Los organismos de seguridad del Estado nunca tuvieron mayor información de Sandra. No estaba reseñada en informes de inteligencia ni tenía prontuario o algún tipo de proceso penal en contra. De hecho, después de la muerte de Marulanda no se tuvo noticia de su paradero y solo ahora, al verla de civil ofreciendo una rueda de prenda al lado de curtidos hombres de la diplomacia de las Farc, vuelve a ser noticia.

 

OTRAS MUJERES DE LAS FARC

La presencia de las mujeres en las Farc se dio desde la creación del movimiento insurgente. En sus comienzos, cuando nacieron como grupos de autodefensa campesina, los combatientes andaban con sus familias y sus trastos al hombro. Luego, algunas mujeres ingresaron como combatientes, aunque en pequeño número, hasta llegar hoy a un 35% de la totalidad de la tropa. Con los diálogos que se desarrollaron durante la época de Casa Verde (1984-1987) y en el Caguán (1998-2002) se hicieron visibles las jóvenes y hermosas cuotas femeninas en la insurgencia. Olga Marín: compañera sentimental de Raúl Reyes durante varios años, se hizo famosa, además, por acompañarlo en sus tareas como canciller de las Farc.
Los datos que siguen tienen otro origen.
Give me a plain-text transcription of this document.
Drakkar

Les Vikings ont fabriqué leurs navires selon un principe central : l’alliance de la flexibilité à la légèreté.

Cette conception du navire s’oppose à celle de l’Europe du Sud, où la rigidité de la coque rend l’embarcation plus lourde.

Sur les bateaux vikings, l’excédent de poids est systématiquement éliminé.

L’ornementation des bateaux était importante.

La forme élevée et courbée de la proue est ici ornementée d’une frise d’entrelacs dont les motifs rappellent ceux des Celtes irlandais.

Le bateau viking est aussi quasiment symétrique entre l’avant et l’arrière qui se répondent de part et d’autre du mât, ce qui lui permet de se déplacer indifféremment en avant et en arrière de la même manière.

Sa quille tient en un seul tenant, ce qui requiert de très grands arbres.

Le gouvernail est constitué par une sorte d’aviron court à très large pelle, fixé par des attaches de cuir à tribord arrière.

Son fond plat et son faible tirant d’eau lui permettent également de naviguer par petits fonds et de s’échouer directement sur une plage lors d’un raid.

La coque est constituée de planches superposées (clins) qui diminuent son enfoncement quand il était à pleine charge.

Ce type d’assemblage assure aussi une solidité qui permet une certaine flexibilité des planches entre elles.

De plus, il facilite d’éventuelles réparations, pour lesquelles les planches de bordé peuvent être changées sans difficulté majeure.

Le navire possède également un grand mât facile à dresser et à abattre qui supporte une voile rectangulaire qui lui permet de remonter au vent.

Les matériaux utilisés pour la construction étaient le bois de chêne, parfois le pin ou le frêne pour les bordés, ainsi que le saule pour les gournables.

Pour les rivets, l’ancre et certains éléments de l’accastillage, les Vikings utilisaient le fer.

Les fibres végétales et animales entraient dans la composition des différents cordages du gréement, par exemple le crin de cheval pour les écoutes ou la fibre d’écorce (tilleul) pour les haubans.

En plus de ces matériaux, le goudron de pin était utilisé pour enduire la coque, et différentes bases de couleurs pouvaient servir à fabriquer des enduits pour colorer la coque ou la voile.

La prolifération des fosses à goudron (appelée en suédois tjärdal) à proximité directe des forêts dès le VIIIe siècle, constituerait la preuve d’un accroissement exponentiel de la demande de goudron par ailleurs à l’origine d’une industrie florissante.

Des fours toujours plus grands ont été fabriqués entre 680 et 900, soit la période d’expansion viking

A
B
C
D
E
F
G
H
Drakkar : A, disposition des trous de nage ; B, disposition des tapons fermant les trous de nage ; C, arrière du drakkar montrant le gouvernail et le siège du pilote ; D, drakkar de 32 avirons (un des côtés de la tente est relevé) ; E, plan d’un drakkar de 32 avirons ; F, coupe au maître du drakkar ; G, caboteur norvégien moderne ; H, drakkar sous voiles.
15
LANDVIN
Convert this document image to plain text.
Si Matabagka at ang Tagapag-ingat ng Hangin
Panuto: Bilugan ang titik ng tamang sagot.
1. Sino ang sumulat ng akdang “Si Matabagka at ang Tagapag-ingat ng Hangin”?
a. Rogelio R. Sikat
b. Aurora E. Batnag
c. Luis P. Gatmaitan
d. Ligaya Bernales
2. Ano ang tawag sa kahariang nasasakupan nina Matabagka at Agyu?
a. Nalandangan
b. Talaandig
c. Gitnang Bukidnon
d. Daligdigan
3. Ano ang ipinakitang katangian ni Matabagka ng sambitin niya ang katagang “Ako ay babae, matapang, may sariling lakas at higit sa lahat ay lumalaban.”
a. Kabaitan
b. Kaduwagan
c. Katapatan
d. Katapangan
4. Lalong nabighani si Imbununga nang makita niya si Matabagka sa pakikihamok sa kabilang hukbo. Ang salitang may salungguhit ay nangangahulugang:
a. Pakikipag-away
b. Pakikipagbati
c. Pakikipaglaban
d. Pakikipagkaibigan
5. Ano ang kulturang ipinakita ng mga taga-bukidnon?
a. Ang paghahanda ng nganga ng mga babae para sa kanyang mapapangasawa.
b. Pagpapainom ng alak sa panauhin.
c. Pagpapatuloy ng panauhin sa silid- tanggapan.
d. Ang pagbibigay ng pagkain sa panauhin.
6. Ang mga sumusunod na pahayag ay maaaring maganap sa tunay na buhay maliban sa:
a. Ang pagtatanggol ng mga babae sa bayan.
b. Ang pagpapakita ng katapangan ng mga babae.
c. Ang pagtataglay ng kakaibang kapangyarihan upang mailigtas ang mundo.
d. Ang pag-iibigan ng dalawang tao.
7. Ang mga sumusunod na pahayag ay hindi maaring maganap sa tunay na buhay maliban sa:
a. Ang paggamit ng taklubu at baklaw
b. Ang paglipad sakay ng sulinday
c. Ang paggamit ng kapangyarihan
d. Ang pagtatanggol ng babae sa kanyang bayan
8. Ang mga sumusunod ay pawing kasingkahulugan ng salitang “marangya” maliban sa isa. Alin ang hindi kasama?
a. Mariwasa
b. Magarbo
Los dos se entrevistaban con movimientos políticos de izquierda y representantes de gobiernos y ONG en Europa y América Latina, participaban e intervenían en foros y espacios académicos y se encontraron con Phil Chicola, funcionario del gobierno de Estados Unidos, en Costa Rica. Los dos tuvieron una hija y luego se separaron.Lucero Palmera: agraciada costeña, se dio a conocer como la esposa de Simón Trinidad, durante los diálogos del Caguán. Ella, mucho más joven que él, contaba con desparpajo que inició su relación sentimental con el jefe guerrillero cuando ingresó a las Farc a la edad de 15 años. Los dos tuvieron una hija. Lucero estaba con Trinidad el día que fue capturado en territorio ecuatoriano en enero de 2004, pero no fue detenida. Murió en un operativo militar en el sur del país en 2010.Mariana Páez: Integrante del Bloque Oriental de las Farc, se conoció en los diálogos del Caguán como integrante del Comité Temático. Ella ayudó a montar una compleja red de emisoras llamada Voz de la Resistencia, por orden directa de Jorge Briceño, el Mono Jojoy. Fue muerta en combate en 2009.Sonia, cuyo nombre de pila es Anayibe Rojas Valderrama, fue capturada en Cartagena del Chairá, en 2005 y extraditada en marzo de ese mismo año. Se desempeñó como un mando medio en el frente 14 de las Farc. Entró a la guerrilla cuando tenía 14 años y poco a poco se fue ganando la confianza de Fabián Ramírez, uno de los comandantes fuertes del sur del país y responsable de cuantiosos ingresos para la guerrilla por cuenta del narcotráfico. Sonia fue condenada a 11 años de prisión en los Estados Unidos, el 3 de julio de 2007.